China has taken action against 71 computer games and issued warnings to 27 game operators in what appears to be a growing crackdown against “vulgar” content in videogames.

China’s General Administration of Press and Publications has shut down 45 “foreign games” that had not been given official approval to operate, while 26 others were “checked and treated for bad content.” 27 game operators in the country have been issued warnings and given deadlines to correct their games, which a GAPP representative described as a “bad social influence.”

The rapid growth of online gaming in China means the GAPP will step up its oversight of the industry, with improved regulations and a system of approval and supervision procedures that will be fully functional by the end of the year. Approval and management of foreign games will be “further improved,” while home-grown games will be subject to a new registration system. The Administration also urged companies that operate online games in China to strengthen their self-discipline and “work hard to be good corporate citizens.”
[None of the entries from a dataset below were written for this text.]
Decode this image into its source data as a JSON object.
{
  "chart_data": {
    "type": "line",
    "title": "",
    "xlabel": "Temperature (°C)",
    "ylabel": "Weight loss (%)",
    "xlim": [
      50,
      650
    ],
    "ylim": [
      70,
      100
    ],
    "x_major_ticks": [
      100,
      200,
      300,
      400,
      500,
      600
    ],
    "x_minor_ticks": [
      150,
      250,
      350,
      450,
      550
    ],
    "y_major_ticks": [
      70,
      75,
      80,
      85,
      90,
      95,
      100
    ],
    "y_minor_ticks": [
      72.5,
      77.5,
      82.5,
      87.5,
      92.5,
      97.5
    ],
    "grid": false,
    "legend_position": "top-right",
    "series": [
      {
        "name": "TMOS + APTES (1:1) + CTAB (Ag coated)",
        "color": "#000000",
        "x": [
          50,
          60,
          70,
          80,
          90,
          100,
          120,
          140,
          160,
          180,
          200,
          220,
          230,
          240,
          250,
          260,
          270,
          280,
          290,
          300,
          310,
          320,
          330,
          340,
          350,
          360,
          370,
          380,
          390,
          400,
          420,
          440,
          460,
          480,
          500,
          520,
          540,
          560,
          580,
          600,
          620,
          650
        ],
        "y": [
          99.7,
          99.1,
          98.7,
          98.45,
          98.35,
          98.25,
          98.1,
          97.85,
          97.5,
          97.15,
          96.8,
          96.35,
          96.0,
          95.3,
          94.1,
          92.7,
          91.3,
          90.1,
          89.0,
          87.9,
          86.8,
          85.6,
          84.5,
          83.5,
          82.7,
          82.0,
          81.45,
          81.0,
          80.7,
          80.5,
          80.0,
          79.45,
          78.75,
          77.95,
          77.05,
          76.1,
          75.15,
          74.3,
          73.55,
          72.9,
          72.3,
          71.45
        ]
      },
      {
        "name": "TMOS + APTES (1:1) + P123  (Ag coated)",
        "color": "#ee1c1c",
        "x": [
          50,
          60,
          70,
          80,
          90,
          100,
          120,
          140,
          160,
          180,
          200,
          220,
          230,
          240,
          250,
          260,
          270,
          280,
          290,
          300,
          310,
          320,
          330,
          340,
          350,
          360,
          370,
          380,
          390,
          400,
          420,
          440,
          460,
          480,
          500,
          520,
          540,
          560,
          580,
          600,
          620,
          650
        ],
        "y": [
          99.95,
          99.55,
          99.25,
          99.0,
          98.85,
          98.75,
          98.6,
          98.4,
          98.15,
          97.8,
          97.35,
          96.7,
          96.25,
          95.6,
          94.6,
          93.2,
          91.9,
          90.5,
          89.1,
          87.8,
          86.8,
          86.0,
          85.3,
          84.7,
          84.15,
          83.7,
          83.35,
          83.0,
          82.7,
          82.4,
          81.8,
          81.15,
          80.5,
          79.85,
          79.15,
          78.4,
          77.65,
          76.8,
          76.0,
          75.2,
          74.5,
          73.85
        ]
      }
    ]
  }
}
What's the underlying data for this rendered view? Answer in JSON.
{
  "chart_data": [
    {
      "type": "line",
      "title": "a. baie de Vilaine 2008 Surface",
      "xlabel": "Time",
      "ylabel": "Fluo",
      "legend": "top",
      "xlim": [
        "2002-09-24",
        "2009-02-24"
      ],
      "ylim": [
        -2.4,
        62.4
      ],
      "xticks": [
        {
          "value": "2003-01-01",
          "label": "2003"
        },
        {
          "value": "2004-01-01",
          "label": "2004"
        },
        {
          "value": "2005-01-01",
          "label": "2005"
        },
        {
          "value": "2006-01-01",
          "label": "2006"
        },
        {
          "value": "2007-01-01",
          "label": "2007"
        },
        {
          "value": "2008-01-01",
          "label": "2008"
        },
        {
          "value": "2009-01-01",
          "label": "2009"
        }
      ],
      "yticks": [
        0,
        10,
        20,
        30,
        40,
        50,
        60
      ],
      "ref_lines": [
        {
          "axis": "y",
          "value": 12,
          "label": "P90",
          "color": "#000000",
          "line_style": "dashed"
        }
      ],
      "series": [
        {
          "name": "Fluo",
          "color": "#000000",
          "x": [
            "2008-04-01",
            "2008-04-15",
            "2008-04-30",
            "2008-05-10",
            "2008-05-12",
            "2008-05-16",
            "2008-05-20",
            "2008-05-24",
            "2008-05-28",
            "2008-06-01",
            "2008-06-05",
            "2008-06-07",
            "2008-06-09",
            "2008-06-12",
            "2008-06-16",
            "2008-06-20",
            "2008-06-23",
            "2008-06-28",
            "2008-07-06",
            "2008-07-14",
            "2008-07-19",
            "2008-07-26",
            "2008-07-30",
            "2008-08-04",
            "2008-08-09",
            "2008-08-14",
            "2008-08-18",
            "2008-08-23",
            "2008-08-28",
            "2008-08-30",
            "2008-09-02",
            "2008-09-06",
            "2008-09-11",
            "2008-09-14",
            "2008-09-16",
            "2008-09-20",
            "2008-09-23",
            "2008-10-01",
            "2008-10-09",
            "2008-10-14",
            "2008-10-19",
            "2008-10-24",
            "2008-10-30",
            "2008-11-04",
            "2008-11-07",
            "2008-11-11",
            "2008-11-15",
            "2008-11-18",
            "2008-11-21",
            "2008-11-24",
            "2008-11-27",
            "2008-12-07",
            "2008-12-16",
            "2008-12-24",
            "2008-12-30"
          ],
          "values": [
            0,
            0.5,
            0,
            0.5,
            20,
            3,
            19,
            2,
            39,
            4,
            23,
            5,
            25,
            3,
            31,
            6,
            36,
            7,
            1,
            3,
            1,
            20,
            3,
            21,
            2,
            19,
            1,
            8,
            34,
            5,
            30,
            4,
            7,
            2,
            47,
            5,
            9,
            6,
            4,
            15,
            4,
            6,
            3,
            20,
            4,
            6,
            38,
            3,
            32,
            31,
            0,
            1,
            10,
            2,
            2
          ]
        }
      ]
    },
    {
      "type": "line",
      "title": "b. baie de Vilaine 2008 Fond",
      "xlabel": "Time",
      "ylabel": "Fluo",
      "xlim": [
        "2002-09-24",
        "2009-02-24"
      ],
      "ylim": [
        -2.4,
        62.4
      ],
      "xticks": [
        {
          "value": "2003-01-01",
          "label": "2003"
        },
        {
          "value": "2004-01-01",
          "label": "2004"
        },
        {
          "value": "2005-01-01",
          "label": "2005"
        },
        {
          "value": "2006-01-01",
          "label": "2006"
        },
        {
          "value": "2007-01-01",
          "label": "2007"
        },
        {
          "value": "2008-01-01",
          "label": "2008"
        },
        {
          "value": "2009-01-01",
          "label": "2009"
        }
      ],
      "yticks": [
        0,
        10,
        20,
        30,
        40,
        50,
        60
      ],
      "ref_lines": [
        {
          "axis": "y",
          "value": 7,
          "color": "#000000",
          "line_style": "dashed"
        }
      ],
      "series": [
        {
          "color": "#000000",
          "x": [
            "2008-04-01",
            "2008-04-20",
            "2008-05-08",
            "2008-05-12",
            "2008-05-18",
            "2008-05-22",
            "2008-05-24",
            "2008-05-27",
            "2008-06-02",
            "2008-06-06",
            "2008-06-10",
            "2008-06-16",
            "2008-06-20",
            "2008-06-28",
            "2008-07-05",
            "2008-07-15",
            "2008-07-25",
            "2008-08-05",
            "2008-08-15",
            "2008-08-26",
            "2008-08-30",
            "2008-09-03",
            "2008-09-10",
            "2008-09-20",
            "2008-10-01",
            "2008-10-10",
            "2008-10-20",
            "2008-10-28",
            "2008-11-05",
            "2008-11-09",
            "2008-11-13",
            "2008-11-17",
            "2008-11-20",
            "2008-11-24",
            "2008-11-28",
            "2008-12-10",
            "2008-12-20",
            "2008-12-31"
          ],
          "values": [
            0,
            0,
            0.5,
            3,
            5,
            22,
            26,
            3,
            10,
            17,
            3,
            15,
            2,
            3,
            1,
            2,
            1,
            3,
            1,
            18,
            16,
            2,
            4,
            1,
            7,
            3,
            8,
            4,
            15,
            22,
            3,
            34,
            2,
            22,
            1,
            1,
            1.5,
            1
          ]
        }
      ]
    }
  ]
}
Despite its burgeoning market, China seems to be growing increasingly wary of, and in some cases hostile to, the industry, and to foreign game makers in particular. Blizzard had to make several changes to World of Warcraft to satisfy the GAPP when the service moved from The9 to NetEase, resulting in months of downtime, while Diablo 3 Lead Designer Jay Wilson recently said that the country’s content restrictions could mean that Blizzard simply won’t be able to release a Chinese version of the game.